La Inquisición española y el comercio

Esta entrada es la parte 6 de 6 en la serie La Inquisición

Mientras en la Europa más avanzada iban construyendo el capitalismo moderno, el comercio español quedaba comprometido por la inseguridad que ocasionaba la Inquisición Española.

El principal tratado sobre la Inquisición Española, según general reconocimiento, es el que con dicho título escribió el norteamericano Henry Charles Lea (1825-1909), que apareció publicado en Nueva York y Londres entre 1906 y 1907, e inmediatamente tuvo enorme reconocimiento. Fue traducido del inglés al alemán, al francés y al italiano, y sin embargo, tardó tres cuartos de siglo hasta que fue traducido al español y publicado en España. En la actualidad se ha reeditado por el BOE, por la Fundación Universitaria Española, por el Instituto de Historia de la Intolerancia, en tres tomos. Dejo a la imaginación del lector fabular por la causa de tan extraordinaria postergación, y quien haya podido conseguirla. 
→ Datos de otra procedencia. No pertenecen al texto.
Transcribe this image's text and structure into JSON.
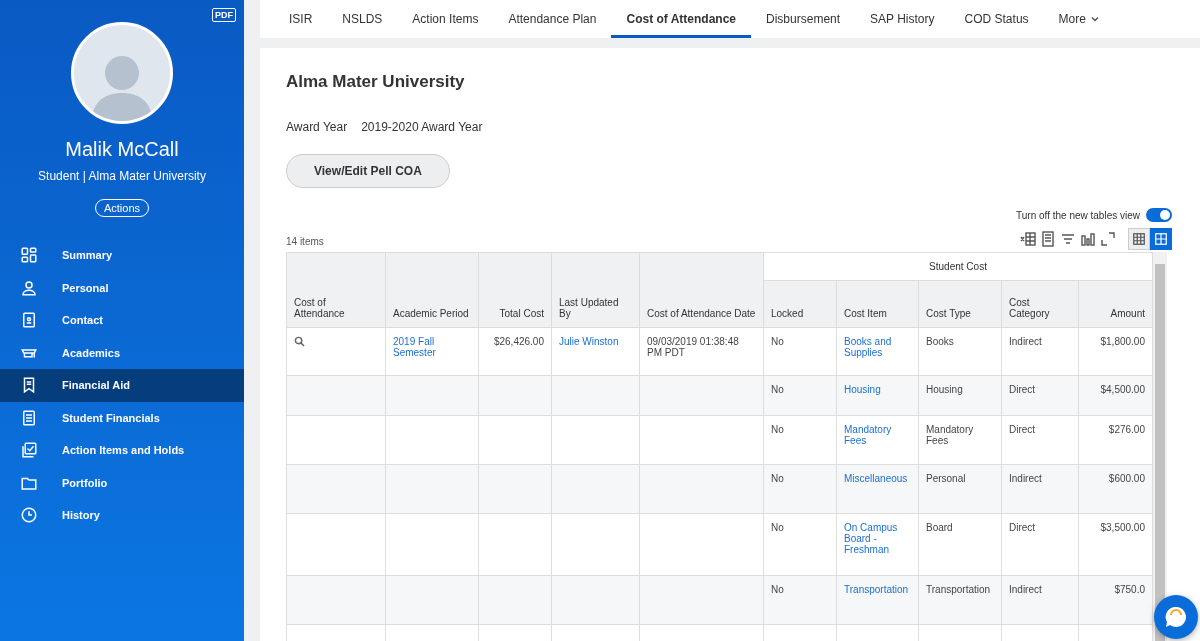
{
  "sidebar": {
    "pdf_label": "PDF",
    "profile": {
      "name": "Malik McCall",
      "subtitle": "Student | Alma Mater University",
      "actions": "Actions"
    },
    "items": [
      {
        "label": "Summary",
        "selected": false
      },
      {
        "label": "Personal",
        "selected": false
      },
      {
        "label": "Contact",
        "selected": false
      },
      {
        "label": "Academics",
        "selected": false
      },
      {
        "label": "Financial Aid",
        "selected": true
      },
      {
        "label": "Student Financials",
        "selected": false
      },
      {
        "label": "Action Items and Holds",
        "selected": false
      },
      {
        "label": "Portfolio",
        "selected": false
      },
      {
        "label": "History",
        "selected": false
      }
    ]
  },
  "tabs": [
    {
      "label": "ISIR",
      "selected": false
    },
    {
      "label": "NSLDS",
      "selected": false
    },
    {
      "label": "Action Items",
      "selected": false
    },
    {
      "label": "Attendance Plan",
      "selected": false
    },
    {
      "label": "Cost of Attendance",
      "selected": true
    },
    {
      "label": "Disbursement",
      "selected": false
    },
    {
      "label": "SAP History",
      "selected": false
    },
    {
      "label": "COD Status",
      "selected": false
    },
    {
      "label": "More",
      "selected": false,
      "kind": "menu"
    }
  ],
  "content": {
    "title": "Alma Mater University",
    "award_year": {
      "label": "Award Year",
      "value": "2019-2020 Award Year"
    },
    "pell_button": "View/Edit Pell COA",
    "tables_toggle": {
      "label": "Turn off the new tables view",
      "on": true
    },
    "item_count": "14 items",
    "views": [
      {
        "selected": false
      },
      {
        "selected": true
      }
    ],
    "table": {
      "group_header": "Student Cost",
      "columns": [
        "Cost of Attendance",
        "Academic Period",
        "Total Cost",
        "Last Updated By",
        "Cost of Attendance Date",
        "Locked",
        "Cost Item",
        "Cost Type",
        "Cost Category",
        "Amount"
      ],
      "rows": [
        {
          "academic_period": "2019 Fall Semester",
          "total_cost": "$26,426.00",
          "last_updated_by": "Julie Winston",
          "date": "09/03/2019 01:38:48 PM PDT",
          "locked": "No",
          "cost_item": "Books and Supplies",
          "cost_type": "Books",
          "cost_category": "Indirect",
          "amount": "$1,800.00"
        },
        {
          "locked": "No",
          "cost_item": "Housing",
          "cost_type": "Housing",
          "cost_category": "Direct",
          "amount": "$4,500.00"
        },
        {
          "locked": "No",
          "cost_item": "Mandatory Fees",
          "cost_type": "Mandatory Fees",
          "cost_category": "Direct",
          "amount": "$276.00"
        },
        {
          "locked": "No",
          "cost_item": "Miscellaneous",
          "cost_type": "Personal",
          "cost_category": "Indirect",
          "amount": "$600.00"
        },
        {
          "locked": "No",
          "cost_item": "On Campus Board - Freshman",
          "cost_type": "Board",
          "cost_category": "Direct",
          "amount": "$3,500.00"
        },
        {
          "locked": "No",
          "cost_item": "Transportation",
          "cost_type": "Transportation",
          "cost_category": "Indirect",
          "amount": "$750.0"
        }
      ]
    }
  }
}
El autor dedicó a la obra 18 años, y su trabajo constituye el más destacado de cuantos se han dedicado al trascendental asunto, clave para conocer y entender la historia reciente de España. Para el interesado en la Historia de la Inquisición española y su determinante influencia en el pasado, y lamentablemente en el presente de nuestro país, es obra imprescindible de estudio.

Henry Charles Lea no tenía vínculos especiales con España, no tenía compromisos ni con las Universidades españolas, ni con profesores de nuestro país, ni con la Iglesia Católica, ni con casas nobiliarias, que a otros muchos grandes estudiosos les han condicionado la visión, o han hecho que mitiguen sus críticas, a veces tal vez para obtener facilidades sobre las visitas a los archivos, no crearse problemas ni resquemores con los  muy puntillosos hispanos en materia de “prestigio”, no digamos para evitar  colisiones por  intereses menos deletéreos, o puramente  ideológicos.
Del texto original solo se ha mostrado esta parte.